1. eisai presents full results of lecanemab phase 3 confirmatory clarity ad study for early alzheimer’s disease at clinical trials on alzheimer’s disease (ctad) conference. available at: https://www.eisai.co.jp/news/2022/news202285.html
2. van dyck, h., et al. lecanemab in early alzheimer’s disease. new england journal of medicine. 2023;388:9-21. https://www.nejm.org/doi/full/10.1056/nejmoa2212948.

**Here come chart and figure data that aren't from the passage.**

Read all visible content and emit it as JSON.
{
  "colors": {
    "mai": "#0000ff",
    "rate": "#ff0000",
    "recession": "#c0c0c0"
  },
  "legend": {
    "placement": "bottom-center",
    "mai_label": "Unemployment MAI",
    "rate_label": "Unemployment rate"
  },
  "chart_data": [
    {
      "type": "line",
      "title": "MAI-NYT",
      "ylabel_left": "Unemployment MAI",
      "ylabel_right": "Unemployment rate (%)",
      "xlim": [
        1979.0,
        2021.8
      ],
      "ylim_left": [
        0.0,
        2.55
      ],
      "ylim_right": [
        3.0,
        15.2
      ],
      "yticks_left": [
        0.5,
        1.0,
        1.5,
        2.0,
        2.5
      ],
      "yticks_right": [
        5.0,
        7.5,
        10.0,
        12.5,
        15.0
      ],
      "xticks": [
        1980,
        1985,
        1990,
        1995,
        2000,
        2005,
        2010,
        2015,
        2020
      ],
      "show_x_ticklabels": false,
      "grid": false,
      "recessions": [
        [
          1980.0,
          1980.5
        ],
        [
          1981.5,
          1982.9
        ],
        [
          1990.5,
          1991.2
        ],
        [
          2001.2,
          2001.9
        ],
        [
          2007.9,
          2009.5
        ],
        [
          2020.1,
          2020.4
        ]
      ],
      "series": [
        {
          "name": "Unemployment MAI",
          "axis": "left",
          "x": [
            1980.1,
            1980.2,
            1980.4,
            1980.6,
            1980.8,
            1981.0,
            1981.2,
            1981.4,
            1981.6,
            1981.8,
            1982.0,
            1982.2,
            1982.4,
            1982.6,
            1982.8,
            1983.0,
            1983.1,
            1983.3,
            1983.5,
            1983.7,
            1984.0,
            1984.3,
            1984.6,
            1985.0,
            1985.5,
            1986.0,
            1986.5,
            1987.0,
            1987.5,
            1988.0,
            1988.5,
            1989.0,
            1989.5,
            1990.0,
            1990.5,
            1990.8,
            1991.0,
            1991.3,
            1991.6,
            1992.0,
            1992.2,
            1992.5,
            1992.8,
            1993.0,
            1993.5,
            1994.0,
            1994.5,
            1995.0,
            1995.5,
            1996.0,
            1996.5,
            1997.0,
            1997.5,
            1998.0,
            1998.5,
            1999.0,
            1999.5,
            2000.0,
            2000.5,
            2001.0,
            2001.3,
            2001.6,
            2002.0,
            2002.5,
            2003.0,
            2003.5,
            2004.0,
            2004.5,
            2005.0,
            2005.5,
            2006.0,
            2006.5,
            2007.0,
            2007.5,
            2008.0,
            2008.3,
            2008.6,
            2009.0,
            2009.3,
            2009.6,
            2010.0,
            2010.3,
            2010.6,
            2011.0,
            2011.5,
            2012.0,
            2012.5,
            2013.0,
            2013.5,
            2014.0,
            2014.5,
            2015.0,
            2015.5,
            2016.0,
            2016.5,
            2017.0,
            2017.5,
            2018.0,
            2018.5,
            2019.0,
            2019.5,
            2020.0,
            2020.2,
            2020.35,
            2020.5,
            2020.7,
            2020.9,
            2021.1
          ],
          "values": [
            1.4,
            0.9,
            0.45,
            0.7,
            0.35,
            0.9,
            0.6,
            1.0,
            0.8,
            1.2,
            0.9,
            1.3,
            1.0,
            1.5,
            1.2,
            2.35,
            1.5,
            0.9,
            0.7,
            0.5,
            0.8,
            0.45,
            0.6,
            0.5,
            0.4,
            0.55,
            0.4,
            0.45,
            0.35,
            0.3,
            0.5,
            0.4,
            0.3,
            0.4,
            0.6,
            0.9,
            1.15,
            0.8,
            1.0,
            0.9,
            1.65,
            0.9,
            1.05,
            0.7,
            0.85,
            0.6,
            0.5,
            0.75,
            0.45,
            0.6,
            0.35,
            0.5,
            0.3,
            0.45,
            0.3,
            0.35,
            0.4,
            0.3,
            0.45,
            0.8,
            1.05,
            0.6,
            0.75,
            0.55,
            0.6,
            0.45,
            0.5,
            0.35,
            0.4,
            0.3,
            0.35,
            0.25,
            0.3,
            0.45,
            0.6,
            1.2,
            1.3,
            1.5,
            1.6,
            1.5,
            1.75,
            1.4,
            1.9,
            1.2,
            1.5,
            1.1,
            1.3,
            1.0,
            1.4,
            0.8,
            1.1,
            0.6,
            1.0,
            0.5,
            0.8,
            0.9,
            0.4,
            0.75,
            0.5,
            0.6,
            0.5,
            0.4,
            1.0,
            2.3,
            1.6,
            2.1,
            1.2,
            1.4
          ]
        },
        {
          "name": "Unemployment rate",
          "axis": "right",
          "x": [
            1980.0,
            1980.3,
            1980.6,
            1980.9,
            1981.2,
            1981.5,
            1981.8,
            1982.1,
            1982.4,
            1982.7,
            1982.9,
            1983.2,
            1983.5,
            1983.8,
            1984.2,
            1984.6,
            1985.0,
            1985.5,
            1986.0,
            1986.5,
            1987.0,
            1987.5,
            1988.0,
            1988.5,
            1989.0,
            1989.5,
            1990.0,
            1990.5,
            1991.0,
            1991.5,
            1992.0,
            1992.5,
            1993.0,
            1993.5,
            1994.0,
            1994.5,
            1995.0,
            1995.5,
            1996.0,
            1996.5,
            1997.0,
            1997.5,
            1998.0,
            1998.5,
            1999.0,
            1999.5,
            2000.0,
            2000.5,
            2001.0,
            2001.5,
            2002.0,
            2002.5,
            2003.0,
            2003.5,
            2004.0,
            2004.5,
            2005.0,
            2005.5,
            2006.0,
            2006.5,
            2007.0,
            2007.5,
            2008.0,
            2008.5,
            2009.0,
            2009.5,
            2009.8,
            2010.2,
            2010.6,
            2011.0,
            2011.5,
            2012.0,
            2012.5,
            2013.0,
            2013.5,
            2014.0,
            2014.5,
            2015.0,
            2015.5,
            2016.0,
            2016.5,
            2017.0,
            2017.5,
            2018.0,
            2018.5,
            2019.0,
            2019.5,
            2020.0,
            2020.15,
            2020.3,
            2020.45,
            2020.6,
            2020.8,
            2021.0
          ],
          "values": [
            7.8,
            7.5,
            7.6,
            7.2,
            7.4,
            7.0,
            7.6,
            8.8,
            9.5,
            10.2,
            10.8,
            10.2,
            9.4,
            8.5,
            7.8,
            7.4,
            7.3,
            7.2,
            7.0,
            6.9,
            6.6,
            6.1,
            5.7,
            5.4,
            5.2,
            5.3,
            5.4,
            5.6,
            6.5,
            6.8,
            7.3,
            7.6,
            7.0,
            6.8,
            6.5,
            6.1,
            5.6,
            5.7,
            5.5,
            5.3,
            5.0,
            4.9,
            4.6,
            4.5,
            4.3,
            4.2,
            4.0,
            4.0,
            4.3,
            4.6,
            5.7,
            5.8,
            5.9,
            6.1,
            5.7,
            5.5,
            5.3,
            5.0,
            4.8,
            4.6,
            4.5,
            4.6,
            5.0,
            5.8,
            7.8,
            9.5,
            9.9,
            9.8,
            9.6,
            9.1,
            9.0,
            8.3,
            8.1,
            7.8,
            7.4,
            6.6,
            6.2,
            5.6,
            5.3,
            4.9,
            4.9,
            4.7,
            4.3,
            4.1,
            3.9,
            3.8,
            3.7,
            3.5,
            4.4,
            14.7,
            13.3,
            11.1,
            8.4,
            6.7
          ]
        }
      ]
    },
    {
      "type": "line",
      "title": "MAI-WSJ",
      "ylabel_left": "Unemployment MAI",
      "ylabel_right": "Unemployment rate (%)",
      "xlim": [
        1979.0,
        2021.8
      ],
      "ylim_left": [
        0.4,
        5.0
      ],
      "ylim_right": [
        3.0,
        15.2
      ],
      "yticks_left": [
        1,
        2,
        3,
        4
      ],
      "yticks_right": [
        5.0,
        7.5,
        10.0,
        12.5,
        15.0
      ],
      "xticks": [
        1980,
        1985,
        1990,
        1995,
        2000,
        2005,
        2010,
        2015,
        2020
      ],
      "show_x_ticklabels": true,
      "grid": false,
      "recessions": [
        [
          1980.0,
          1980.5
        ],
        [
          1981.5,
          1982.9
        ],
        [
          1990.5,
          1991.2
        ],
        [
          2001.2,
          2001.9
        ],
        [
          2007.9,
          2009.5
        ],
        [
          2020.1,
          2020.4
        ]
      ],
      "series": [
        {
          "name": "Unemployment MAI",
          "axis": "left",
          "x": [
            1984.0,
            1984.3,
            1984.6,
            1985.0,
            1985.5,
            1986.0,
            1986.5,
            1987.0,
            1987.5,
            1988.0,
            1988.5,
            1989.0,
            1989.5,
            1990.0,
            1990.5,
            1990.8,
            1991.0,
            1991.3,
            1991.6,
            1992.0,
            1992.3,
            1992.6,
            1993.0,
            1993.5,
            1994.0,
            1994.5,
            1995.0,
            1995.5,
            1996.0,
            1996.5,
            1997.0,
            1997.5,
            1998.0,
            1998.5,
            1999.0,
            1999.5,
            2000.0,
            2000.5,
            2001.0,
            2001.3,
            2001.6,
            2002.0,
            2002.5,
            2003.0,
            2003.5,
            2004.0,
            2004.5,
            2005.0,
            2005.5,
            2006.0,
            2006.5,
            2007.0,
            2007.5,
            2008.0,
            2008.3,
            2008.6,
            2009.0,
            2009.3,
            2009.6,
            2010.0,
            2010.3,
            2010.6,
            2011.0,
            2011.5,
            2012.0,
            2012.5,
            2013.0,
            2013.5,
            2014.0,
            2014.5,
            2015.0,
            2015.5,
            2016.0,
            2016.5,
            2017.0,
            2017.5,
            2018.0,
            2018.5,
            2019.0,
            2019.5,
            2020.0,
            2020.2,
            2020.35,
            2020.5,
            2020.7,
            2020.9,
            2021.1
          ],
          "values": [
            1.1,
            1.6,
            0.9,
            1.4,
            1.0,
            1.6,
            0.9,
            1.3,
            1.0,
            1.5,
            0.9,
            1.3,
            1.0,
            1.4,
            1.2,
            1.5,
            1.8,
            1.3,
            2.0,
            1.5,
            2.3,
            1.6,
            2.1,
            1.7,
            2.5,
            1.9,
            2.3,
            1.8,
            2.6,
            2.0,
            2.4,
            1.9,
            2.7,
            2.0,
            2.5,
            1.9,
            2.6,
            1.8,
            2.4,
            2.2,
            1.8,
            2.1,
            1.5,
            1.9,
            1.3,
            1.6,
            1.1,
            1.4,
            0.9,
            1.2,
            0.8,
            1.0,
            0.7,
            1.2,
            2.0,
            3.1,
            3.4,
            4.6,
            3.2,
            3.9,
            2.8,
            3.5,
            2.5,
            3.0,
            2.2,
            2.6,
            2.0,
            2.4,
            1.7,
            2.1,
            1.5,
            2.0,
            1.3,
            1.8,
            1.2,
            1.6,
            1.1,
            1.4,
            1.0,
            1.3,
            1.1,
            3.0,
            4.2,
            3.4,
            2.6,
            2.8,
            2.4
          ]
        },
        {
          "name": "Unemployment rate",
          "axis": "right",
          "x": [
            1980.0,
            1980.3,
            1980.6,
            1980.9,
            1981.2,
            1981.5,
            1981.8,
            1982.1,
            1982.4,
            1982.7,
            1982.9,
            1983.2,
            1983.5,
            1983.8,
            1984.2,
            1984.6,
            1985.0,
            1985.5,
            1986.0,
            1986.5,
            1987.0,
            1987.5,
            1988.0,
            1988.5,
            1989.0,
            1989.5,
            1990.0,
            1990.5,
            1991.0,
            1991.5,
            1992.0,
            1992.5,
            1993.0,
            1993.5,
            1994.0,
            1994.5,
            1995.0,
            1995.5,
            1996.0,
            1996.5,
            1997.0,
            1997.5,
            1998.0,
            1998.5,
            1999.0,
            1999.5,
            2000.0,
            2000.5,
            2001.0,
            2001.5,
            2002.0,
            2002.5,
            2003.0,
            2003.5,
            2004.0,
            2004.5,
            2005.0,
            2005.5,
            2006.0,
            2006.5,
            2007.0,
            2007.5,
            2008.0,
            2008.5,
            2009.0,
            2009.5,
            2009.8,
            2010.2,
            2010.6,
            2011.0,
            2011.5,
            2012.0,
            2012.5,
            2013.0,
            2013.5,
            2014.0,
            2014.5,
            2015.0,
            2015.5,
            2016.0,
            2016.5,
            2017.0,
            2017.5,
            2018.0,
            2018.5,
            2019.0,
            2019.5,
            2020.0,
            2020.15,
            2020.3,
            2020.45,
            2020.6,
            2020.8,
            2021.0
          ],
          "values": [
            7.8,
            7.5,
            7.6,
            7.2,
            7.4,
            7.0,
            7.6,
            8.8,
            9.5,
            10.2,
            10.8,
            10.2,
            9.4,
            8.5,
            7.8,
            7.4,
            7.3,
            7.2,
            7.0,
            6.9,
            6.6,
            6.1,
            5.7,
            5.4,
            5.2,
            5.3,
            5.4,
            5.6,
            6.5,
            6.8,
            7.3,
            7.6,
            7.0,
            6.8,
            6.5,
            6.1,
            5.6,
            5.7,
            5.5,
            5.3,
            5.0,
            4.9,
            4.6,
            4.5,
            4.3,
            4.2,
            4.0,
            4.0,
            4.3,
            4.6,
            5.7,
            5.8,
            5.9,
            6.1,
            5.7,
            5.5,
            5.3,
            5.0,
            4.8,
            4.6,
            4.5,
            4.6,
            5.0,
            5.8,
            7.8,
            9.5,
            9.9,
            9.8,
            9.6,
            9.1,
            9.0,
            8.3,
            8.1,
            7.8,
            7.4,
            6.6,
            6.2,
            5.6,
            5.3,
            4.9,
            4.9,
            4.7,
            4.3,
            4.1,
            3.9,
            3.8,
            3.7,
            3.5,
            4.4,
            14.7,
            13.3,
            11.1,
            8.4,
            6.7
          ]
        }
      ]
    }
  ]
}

3. qassem t., et al, prevalence and economic burden of dementia in the arab world. bjpsych open. 2023 jul; 9(4): e126. https://doi.org/10.1192/bjo.2023.517
4. world health organization. dementia fact sheet. march 2023. available at: https://www.who.int/news-room/fact-sheets/detail/dementia.
5. amin l, harris da. aβ receptors specifically recognize molecular features displayed by fibril ends and neurotoxic oligomers. nat commun. 2021;12:3451. doi:10.1038/s41467-021-23507-z
6. ono k, tsuji m. protofibrils of amyloid-β are important targets of a disease-modifying approach for alzheimer’s disease. int j mol sci. 2020;21(3):952. doi: 10.3390/ijms21030952. pmid: 32023927; pmcid: pmc7037706.